Step 1: Plan on arriving in Tahoe on February 16th.  (Weather Chickens love skiing and want to maximize time on the slopes.)

Step 2: Open Accuweather App on fancy new smartphone, and observe the following news headlines:

“South Lake Tahoe drops to record low temperatures…”
“South Lake Tahoe Logs 13-below zero, shattering record!”

Step 3: Abandon all plans to travel north.

     See, the Weather Chicken has developed quite the medulla oblongata after decades of honing (I think it has something to do with all that Sudoku), and thus it subconsciously and instinctively knew there was no way in snow heaven (or more precisely, Heavenly), this Weather Chicken was driving… err, flapping… his way north into that kind of weather.  13 degrees BELOW zero?  C’mon now!  I know we’re decked out with a fancy heated water hose (super awesome, by the way – thanks Apple Fam!), but the only place I want to be when this cold front pushes through southern Nevada is in the world’s hottest location.  Conveniently located a mere hour or so away.

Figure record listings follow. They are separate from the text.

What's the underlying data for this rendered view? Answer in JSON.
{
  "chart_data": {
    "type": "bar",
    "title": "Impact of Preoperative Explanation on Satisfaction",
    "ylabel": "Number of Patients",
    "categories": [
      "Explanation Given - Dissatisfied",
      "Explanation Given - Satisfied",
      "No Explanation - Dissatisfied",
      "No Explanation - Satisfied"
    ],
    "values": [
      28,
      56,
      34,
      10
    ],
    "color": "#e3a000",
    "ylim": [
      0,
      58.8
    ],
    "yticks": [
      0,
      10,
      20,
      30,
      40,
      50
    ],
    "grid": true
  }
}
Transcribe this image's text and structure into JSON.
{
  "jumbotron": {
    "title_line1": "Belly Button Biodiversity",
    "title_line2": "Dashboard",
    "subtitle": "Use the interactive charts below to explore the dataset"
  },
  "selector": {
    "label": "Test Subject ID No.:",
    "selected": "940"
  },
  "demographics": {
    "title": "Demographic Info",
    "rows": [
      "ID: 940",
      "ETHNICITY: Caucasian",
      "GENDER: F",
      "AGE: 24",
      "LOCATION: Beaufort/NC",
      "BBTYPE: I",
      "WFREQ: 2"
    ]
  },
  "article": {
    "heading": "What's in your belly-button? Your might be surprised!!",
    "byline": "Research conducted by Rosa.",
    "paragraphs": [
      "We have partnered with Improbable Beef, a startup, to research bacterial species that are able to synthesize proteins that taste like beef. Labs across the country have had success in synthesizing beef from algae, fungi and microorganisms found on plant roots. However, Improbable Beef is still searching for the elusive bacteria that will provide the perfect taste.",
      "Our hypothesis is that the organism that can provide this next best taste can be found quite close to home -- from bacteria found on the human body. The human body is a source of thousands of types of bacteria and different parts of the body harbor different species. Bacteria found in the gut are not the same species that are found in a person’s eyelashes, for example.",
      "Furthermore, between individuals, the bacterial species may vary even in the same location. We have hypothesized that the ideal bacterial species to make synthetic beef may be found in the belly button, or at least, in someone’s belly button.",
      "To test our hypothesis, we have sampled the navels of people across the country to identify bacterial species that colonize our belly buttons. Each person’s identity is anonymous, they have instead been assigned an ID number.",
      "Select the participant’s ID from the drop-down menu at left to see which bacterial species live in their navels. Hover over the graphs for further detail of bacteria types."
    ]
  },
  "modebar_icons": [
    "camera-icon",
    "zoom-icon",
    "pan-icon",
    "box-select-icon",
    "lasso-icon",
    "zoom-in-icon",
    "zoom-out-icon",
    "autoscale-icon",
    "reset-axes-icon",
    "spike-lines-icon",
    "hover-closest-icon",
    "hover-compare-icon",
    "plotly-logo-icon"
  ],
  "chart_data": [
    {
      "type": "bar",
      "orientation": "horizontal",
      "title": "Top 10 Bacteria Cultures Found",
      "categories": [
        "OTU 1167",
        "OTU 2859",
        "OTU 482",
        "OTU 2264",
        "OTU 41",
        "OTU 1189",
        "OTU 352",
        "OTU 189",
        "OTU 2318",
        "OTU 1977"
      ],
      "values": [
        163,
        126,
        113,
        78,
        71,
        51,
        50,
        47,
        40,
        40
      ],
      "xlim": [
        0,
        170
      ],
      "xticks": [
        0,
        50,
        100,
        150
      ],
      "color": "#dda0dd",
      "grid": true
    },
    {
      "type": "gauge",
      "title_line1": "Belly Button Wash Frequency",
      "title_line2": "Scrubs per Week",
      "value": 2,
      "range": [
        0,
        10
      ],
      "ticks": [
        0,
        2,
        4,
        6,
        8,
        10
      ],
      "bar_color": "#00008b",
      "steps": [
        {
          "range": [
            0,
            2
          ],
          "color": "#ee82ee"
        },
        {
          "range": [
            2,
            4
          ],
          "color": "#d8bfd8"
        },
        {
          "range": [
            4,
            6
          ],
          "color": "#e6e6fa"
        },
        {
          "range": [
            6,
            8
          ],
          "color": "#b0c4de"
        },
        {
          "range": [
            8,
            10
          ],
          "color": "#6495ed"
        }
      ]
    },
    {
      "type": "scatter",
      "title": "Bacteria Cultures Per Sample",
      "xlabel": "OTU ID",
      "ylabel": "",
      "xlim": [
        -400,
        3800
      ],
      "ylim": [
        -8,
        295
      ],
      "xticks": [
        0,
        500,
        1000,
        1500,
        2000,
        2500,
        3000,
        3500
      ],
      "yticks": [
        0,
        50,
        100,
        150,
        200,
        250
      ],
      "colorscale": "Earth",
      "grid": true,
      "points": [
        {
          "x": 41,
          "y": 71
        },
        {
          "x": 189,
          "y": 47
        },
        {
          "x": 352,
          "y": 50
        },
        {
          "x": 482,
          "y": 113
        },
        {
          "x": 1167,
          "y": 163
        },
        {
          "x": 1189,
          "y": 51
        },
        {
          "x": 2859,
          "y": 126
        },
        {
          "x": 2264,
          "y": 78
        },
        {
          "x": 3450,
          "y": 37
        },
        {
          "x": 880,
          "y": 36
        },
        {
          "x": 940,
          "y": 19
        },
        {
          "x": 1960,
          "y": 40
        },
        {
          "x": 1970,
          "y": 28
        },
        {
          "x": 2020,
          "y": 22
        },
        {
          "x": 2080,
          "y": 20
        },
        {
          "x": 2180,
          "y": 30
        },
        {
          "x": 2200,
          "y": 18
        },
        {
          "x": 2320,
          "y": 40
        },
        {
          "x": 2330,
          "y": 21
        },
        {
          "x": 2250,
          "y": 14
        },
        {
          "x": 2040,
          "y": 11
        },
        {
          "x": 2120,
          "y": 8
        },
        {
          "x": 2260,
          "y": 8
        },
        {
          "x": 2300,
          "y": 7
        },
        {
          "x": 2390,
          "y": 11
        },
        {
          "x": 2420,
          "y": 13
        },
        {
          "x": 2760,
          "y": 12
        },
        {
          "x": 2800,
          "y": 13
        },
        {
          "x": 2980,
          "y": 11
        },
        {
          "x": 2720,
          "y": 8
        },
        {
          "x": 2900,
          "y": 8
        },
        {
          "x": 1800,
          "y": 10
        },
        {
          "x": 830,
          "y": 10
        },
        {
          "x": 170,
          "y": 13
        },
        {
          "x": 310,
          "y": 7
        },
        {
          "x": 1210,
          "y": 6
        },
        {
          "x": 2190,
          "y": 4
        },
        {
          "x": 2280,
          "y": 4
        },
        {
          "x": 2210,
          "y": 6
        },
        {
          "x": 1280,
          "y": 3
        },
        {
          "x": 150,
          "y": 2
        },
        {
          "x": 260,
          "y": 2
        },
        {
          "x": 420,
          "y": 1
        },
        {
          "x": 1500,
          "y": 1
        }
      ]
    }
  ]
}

     And so to Death Valley we went, and yes, it maintains the record for the hottest temperature ever recorded on the planet (excluding volcanic activity of course).  

Was it warm?  Yes.  Was the Weather Chicken satisfied with its survival instinct?  Oh, yes!  His flock of little chicks and mother hen had a wonderful time experiencing what might as well have been a completely different world.  A full climate change possible in just minutes of driving.  My bare chicken legs were feeling fancy free in short shorts. 

     And when the bitter cold passed on by, we, the flock, found ourselves in Tahoe, ready for a new adventure.  Let the skiing begin!